Integrating the Dirac Delta function

[Bugeye]

Homework Statement

I am trying to integrate the function
\int _{-\infty }^{\infty }(t-1)\delta\left[\frac{2}{3}t-\frac{3}{2}\right]dt

Homework Equations

The Attempt at a Solution

I think the answer should be \frac{5}{4} because \frac{2}{3}t-\frac{3}{2}=0 when t=9/4. then (9/4-1) = 5/4. However, when I put the equation into Mathematica, it gives me an anser of 15/8.

 

[Dick]

Homework Statement

I am trying to integrate the function
\int _{-\infty }^{\infty }(t-1)\delta\left[\frac{2}{3}t-\frac{3}{2}\right]dt

Homework Equations

The Attempt at a Solution

I think the answer should be \frac{5}{4} because \frac{2}{3}t-\frac{3}{2}=0 when t=9/4. then (9/4-1) = 5/4. However, when I put the equation into Mathematica, it gives me an anser of 15/8.

There's more to it than that.
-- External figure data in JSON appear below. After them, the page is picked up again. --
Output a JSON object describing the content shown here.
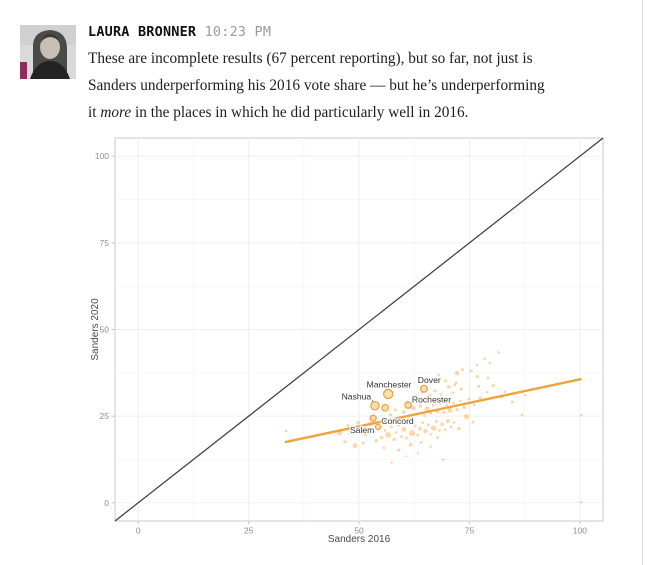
{
  "post": {
    "author": "LAURA BRONNER",
    "timestamp": "10:23 PM",
    "message_lines": [
      [
        {
          "t": "These are incomplete results (67 percent reporting), but so far, not just is"
        }
      ],
      [
        {
          "t": "Sanders underperforming his 2016 vote share — but he’s underperforming"
        }
      ],
      [
        {
          "t": "it "
        },
        {
          "t": "more",
          "italic": true
        },
        {
          "t": " in the places in which he did particularly well in 2016."
        }
      ]
    ]
  },
  "chart_data": {
    "type": "scatter",
    "title": "",
    "xlabel": "Sanders 2016",
    "ylabel": "Sanders 2020",
    "xlim": [
      -5.25,
      105.25
    ],
    "ylim": [
      -5.25,
      105.25
    ],
    "x_ticks": [
      0,
      25,
      50,
      75,
      100
    ],
    "y_ticks": [
      0,
      25,
      50,
      75,
      100
    ],
    "minor_ticks": [
      12.5,
      37.5,
      62.5,
      87.5
    ],
    "grid": true,
    "legend": "none",
    "reference_line": {
      "name": "equal-performance y=x",
      "x1": -5.25,
      "y1": -5.25,
      "x2": 105.25,
      "y2": 105.25
    },
    "trend_line": {
      "name": "fit line",
      "x1": 33.2,
      "y1": 17.5,
      "x2": 100.3,
      "y2": 35.7
    },
    "labeled_cities": [
      {
        "name": "Manchester",
        "x": 56.6,
        "y": 31.4,
        "r": 4.6,
        "label_x": 56.8,
        "label_y": 34.2
      },
      {
        "name": "Dover",
        "x": 64.7,
        "y": 32.9,
        "r": 3.4,
        "label_x": 65.9,
        "label_y": 35.4
      },
      {
        "name": "Nashua",
        "x": 53.6,
        "y": 28.0,
        "r": 4.2,
        "label_x": 49.4,
        "label_y": 30.7,
        "segment": [
          52.9,
          29.8,
          53.4,
          28.8
        ]
      },
      {
        "name": "Rochester",
        "x": 61.1,
        "y": 28.2,
        "r": 3.2,
        "label_x": 66.4,
        "label_y": 29.8,
        "segment": [
          62.5,
          29.2,
          61.7,
          28.6
        ]
      },
      {
        "name": "Concord",
        "x": 53.2,
        "y": 24.4,
        "r": 3.0,
        "label_x": 58.7,
        "label_y": 23.6
      },
      {
        "name": "Salem",
        "x": 54.3,
        "y": 21.9,
        "r": 2.6,
        "label_x": 50.7,
        "label_y": 21.0
      }
    ],
    "ring_points": [
      [
        55.9,
        27.4,
        3.3
      ]
    ],
    "points": [
      [
        33.5,
        20.7,
        1.3
      ],
      [
        45.6,
        20.2,
        2.6
      ],
      [
        46.8,
        17.6,
        1.6
      ],
      [
        48.4,
        20.4,
        3.0
      ],
      [
        49.1,
        16.5,
        2.4
      ],
      [
        47.5,
        22.3,
        1.4
      ],
      [
        49.8,
        23.1,
        1.8
      ],
      [
        50.9,
        17.2,
        1.5
      ],
      [
        51.4,
        19.8,
        2.0
      ],
      [
        50.3,
        21.7,
        1.3
      ],
      [
        57.4,
        11.6,
        1.2
      ],
      [
        69.0,
        12.5,
        1.4
      ],
      [
        63.3,
        14.3,
        1.1
      ],
      [
        59.0,
        15.2,
        1.6
      ],
      [
        66.2,
        16.2,
        1.3
      ],
      [
        61.7,
        16.8,
        1.9
      ],
      [
        64.0,
        17.4,
        1.4
      ],
      [
        55.6,
        15.9,
        1.3
      ],
      [
        53.9,
        17.9,
        1.7
      ],
      [
        67.8,
        18.8,
        1.5
      ],
      [
        52.6,
        22.8,
        2.2
      ],
      [
        53.4,
        20.6,
        1.5
      ],
      [
        55.1,
        18.8,
        1.8
      ],
      [
        55.9,
        20.9,
        1.4
      ],
      [
        56.6,
        19.6,
        2.9
      ],
      [
        57.3,
        21.9,
        1.5
      ],
      [
        57.9,
        18.3,
        1.6
      ],
      [
        58.4,
        20.3,
        1.3
      ],
      [
        58.9,
        22.6,
        2.1
      ],
      [
        59.6,
        19.1,
        1.4
      ],
      [
        60.2,
        21.2,
        2.4
      ],
      [
        60.8,
        18.7,
        1.5
      ],
      [
        61.4,
        22.9,
        1.7
      ],
      [
        62.0,
        20.1,
        3.0
      ],
      [
        62.7,
        22.2,
        1.4
      ],
      [
        63.3,
        19.5,
        1.6
      ],
      [
        63.8,
        21.4,
        1.9
      ],
      [
        64.4,
        23.1,
        1.4
      ],
      [
        65.0,
        20.7,
        2.2
      ],
      [
        65.7,
        22.5,
        1.5
      ],
      [
        66.3,
        19.8,
        1.4
      ],
      [
        66.9,
        21.6,
        2.7
      ],
      [
        67.5,
        23.4,
        1.6
      ],
      [
        68.2,
        20.9,
        1.4
      ],
      [
        68.8,
        22.7,
        1.8
      ],
      [
        69.5,
        21.1,
        1.3
      ],
      [
        70.1,
        23.6,
        2.0
      ],
      [
        70.8,
        21.9,
        1.5
      ],
      [
        71.5,
        23.2,
        1.4
      ],
      [
        74.3,
        24.9,
        2.6
      ],
      [
        75.8,
        23.3,
        1.5
      ],
      [
        72.6,
        21.4,
        1.7
      ],
      [
        60.7,
        13.4,
        1.1
      ],
      [
        57.1,
        25.4,
        1.7
      ],
      [
        58.2,
        26.8,
        1.5
      ],
      [
        59.3,
        24.6,
        1.6
      ],
      [
        60.1,
        26.2,
        1.9
      ],
      [
        61.2,
        25.1,
        1.4
      ],
      [
        62.3,
        27.3,
        2.3
      ],
      [
        63.1,
        25.7,
        1.5
      ],
      [
        63.9,
        27.9,
        1.7
      ],
      [
        64.8,
        25.2,
        1.4
      ],
      [
        65.4,
        27.1,
        2.5
      ],
      [
        66.2,
        25.9,
        1.6
      ],
      [
        66.8,
        28.2,
        1.4
      ],
      [
        67.7,
        26.4,
        2.1
      ],
      [
        68.4,
        28.6,
        1.5
      ],
      [
        69.2,
        26.1,
        1.7
      ],
      [
        69.9,
        28.1,
        1.4
      ],
      [
        70.6,
        26.7,
        2.4
      ],
      [
        71.4,
        28.8,
        1.5
      ],
      [
        72.2,
        26.9,
        1.6
      ],
      [
        72.9,
        29.3,
        1.4
      ],
      [
        73.8,
        27.6,
        1.8
      ],
      [
        74.9,
        29.9,
        1.5
      ],
      [
        76.1,
        28.3,
        1.4
      ],
      [
        77.4,
        30.2,
        1.6
      ],
      [
        62.9,
        30.8,
        1.5
      ],
      [
        64.3,
        31.9,
        1.4
      ],
      [
        66.0,
        30.9,
        1.7
      ],
      [
        67.2,
        32.3,
        1.5
      ],
      [
        68.5,
        31.2,
        1.4
      ],
      [
        66.5,
        35.8,
        1.6
      ],
      [
        68.0,
        36.9,
        1.4
      ],
      [
        69.6,
        35.2,
        1.5
      ],
      [
        70.3,
        33.4,
        1.8
      ],
      [
        71.2,
        31.7,
        1.4
      ],
      [
        72.0,
        34.6,
        1.5
      ],
      [
        71.7,
        34.0,
        1.4
      ],
      [
        73.1,
        32.8,
        1.6
      ],
      [
        73.4,
        38.4,
        1.5
      ],
      [
        75.4,
        38.1,
        1.4
      ],
      [
        76.7,
        39.8,
        1.4
      ],
      [
        72.2,
        37.4,
        2.2
      ],
      [
        76.8,
        36.4,
        1.6
      ],
      [
        79.2,
        36.0,
        1.4
      ],
      [
        78.4,
        41.5,
        1.4
      ],
      [
        81.6,
        43.4,
        1.4
      ],
      [
        79.6,
        40.4,
        1.3
      ],
      [
        77.1,
        33.6,
        1.5
      ],
      [
        79.0,
        31.9,
        1.4
      ],
      [
        80.4,
        33.8,
        1.6
      ],
      [
        83.0,
        32.0,
        1.4
      ],
      [
        87.6,
        31.1,
        1.3
      ],
      [
        82.3,
        30.4,
        1.4
      ],
      [
        84.7,
        29.1,
        1.5
      ],
      [
        86.9,
        25.4,
        1.3
      ],
      [
        100.3,
        25.3,
        1.4
      ],
      [
        100.3,
        0.2,
        1.2
      ]
    ],
    "colors": {
      "point": "#F5A73E",
      "point_opacity": 0.45,
      "ring_fill": "#F6DDB3",
      "ring_stroke": "#EE9E3B",
      "trend": "#F0A33C",
      "reference": "#3F3F3F",
      "grid_major": "#EFEFEF",
      "grid_minor": "#F6F6F6",
      "panel_border": "#C9C9C9",
      "tick_text": "#8E8E8E",
      "axis_title": "#4A4A4A",
      "city_label": "#333333"
    }
  }
}
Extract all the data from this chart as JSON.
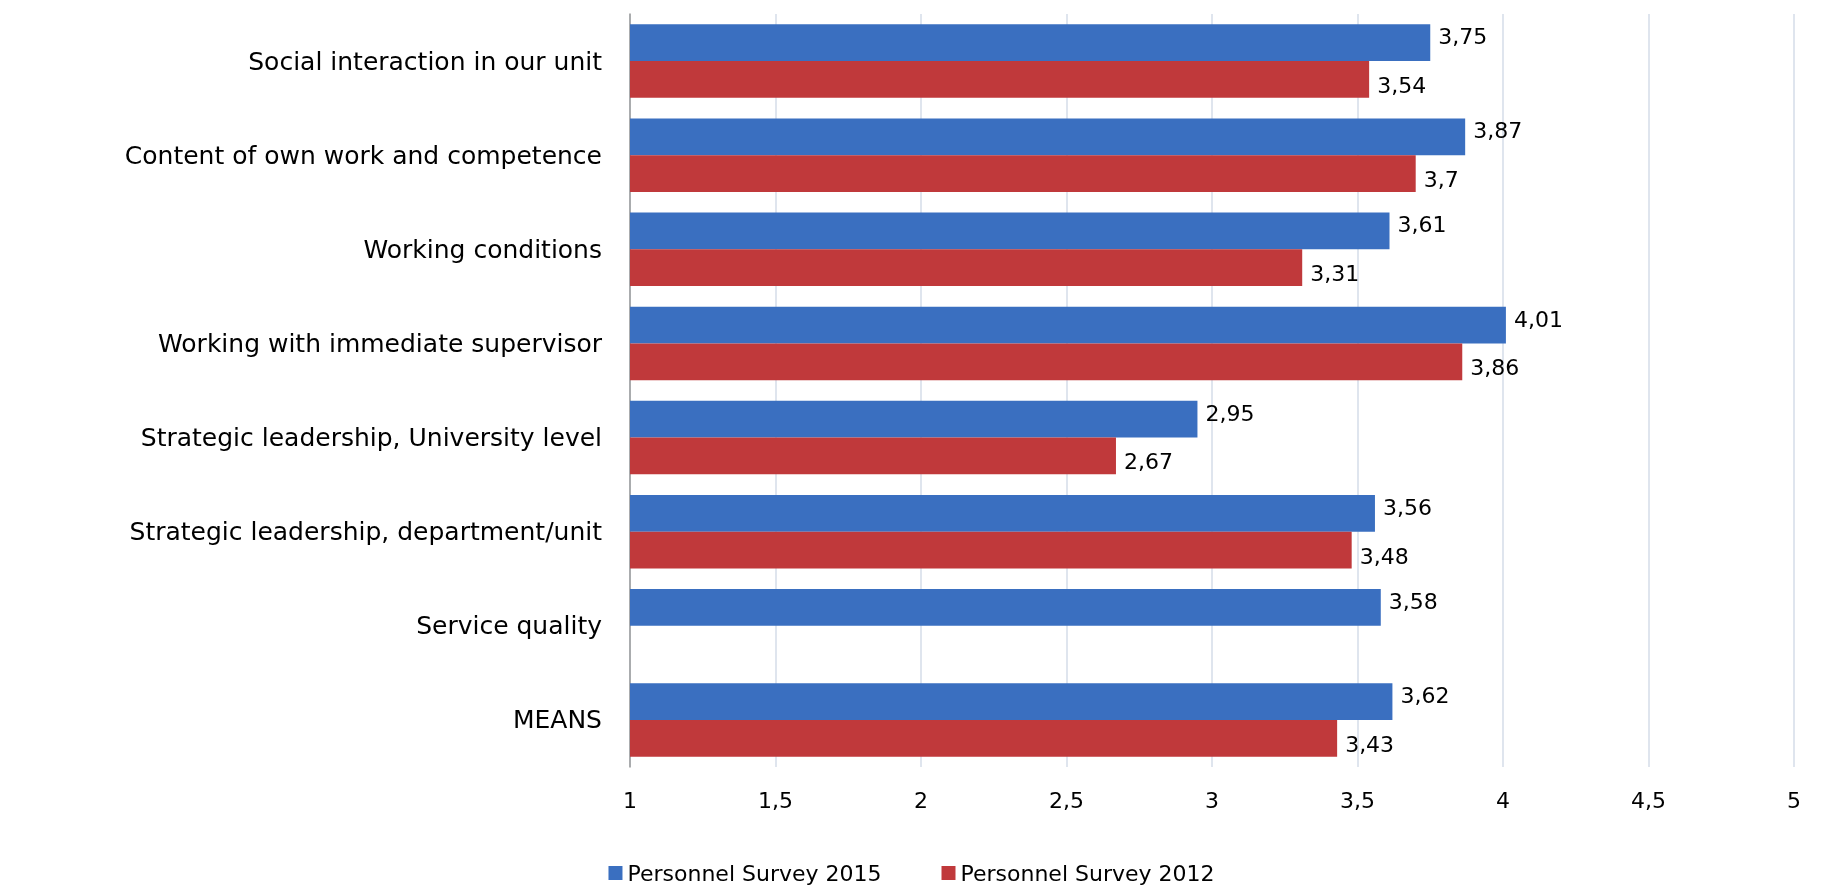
{
  "chart_data": {
    "type": "bar",
    "orientation": "horizontal",
    "categories": [
      "Social interaction in our unit",
      "Content of own work and competence",
      "Working conditions",
      "Working with immediate supervisor",
      "Strategic leadership, University level",
      "Strategic leadership, department/unit",
      "Service quality",
      "MEANS"
    ],
    "series": [
      {
        "name": "Personnel Survey 2015",
        "color": "#3a6fc0",
        "values": [
          3.75,
          3.87,
          3.61,
          4.01,
          2.95,
          3.56,
          3.58,
          3.62
        ],
        "value_labels": [
          "3,75",
          "3,87",
          "3,61",
          "4,01",
          "2,95",
          "3,56",
          "3,58",
          "3,62"
        ]
      },
      {
        "name": "Personnel Survey 2012",
        "color": "#c0393b",
        "values": [
          3.54,
          3.7,
          3.31,
          3.86,
          2.67,
          3.48,
          null,
          3.43
        ],
        "value_labels": [
          "3,54",
          "3,7",
          "3,31",
          "3,86",
          "2,67",
          "3,48",
          null,
          "3,43"
        ]
      }
    ],
    "xlim": [
      1,
      5
    ],
    "xticks": [
      1,
      {
        "value": 1.5,
        "label": "1,5"
      },
      2,
      {
        "value": 2.5,
        "label": "2,5"
      },
      3,
      {
        "value": 3.5,
        "label": "3,5"
      },
      4,
      {
        "value": 4.5,
        "label": "4,5"
      },
      5
    ],
    "grid": "x",
    "legend": "bottom"
  }
}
Do a change of variables u=2t/3-3/2. Don't forget du isn't the same as dt.

 

[Ray Vickson]

Homework Statement

I am trying to integrate the function
\int _{-\infty }^{\infty }(t-1)\delta\left[\frac{2}{3}t-\frac{3}{2}\right]dt

Homework Equations

The Attempt at a Solution

I think the answer should be \frac{5}{4} because \frac{2}{3}t-\frac{3}{2}=0 when t=9/4. then (9/4-1) = 5/4. However, when I put the equation into Mathematica, it gives me an anser of 15/8.

You need to be really, really careful when dealing with things like δ(f(t)). In your case, just change variables to x = (2/3)t.

 

[Bugeye]

There's more to it than that. Do a change of variables u=2t/3-3/2. Don't forget du isn't the same as dt.

Great, I got it, thanks a lot.